As the hearing began, every spot in the 14th floor courtroom was filled, with 10 defendants in the case and their lawyers seated in the jury box. Ammon Bundy, the leader of the occupation, and co-defendant Ryan Payne sat between their lawyers at two defense tables. U.S. District Judge Robert E. Jones, who is assigned to a related case with nine co-defendants, sat in the witness stand.
A ring of more defense lawyers sat around the edges of the courtroom, with federal marshals seated on each side of the jury box. Ten of the original 16 people indicted in the alleged conspiracy appeared in court and entered not guilty pleas.

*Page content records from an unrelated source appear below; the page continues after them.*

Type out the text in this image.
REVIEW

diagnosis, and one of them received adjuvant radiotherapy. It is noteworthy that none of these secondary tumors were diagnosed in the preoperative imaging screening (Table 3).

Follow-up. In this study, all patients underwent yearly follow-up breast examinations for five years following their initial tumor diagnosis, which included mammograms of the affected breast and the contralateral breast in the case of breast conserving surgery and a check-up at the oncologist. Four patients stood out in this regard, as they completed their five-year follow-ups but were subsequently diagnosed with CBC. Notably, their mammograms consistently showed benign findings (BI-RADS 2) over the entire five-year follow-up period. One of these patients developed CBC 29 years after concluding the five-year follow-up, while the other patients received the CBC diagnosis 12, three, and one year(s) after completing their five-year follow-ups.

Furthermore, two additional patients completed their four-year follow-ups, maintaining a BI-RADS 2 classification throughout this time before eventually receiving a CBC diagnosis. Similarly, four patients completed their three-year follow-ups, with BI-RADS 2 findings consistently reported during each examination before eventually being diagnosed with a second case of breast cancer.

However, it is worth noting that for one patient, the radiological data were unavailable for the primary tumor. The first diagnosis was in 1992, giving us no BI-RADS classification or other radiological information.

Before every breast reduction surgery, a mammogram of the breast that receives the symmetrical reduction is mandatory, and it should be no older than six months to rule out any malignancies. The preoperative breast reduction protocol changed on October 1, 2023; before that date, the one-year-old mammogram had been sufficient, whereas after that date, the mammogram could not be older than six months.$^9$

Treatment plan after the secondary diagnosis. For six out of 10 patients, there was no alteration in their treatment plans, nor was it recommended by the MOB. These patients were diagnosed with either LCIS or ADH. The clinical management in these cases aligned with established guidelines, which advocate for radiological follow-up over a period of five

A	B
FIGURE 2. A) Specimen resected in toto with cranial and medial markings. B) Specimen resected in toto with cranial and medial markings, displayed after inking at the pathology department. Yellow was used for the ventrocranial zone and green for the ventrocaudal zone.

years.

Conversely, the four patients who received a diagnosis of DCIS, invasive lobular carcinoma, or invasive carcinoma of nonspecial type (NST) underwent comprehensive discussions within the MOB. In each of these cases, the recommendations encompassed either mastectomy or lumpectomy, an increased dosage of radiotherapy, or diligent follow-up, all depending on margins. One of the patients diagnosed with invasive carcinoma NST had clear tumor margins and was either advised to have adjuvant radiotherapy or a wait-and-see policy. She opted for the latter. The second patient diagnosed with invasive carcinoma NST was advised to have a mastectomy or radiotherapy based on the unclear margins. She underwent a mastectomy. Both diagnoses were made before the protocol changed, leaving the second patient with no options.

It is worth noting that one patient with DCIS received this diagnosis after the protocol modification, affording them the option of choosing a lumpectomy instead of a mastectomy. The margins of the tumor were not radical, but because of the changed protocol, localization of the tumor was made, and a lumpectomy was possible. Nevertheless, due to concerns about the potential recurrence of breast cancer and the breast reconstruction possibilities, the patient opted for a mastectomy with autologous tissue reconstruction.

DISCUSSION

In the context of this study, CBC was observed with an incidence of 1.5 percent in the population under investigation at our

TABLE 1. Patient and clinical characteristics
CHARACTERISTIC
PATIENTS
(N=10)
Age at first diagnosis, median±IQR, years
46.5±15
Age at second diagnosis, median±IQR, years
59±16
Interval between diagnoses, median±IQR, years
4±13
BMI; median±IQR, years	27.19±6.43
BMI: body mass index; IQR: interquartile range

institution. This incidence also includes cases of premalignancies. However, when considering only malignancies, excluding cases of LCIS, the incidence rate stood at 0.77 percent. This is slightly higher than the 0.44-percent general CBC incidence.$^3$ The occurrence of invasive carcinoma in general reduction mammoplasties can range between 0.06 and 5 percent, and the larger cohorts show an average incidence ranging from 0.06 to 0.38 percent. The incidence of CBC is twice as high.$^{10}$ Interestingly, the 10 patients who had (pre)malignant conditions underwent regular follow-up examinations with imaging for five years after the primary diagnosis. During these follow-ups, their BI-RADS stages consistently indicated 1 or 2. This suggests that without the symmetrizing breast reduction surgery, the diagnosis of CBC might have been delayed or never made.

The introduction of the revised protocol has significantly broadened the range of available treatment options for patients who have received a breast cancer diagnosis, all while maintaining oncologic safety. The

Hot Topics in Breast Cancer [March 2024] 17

Of those, Kenneth Medenbach said he wished to represent himself and was not ready to issue a plea yet, but the judge entered a not guilty plea on his behalf. Six others waived their right to appear at the arraignment. After the judge explained their rights to a trial and their presumption of innocence, several of the defendants directly challenged her assertions."It's difficult to understand the presumption of innocence when I've spent the last month in a jail cell and led around in chains wherever I go,'' Payne said. Brown said she understood his concerns, but noted that his detention was a separate matter.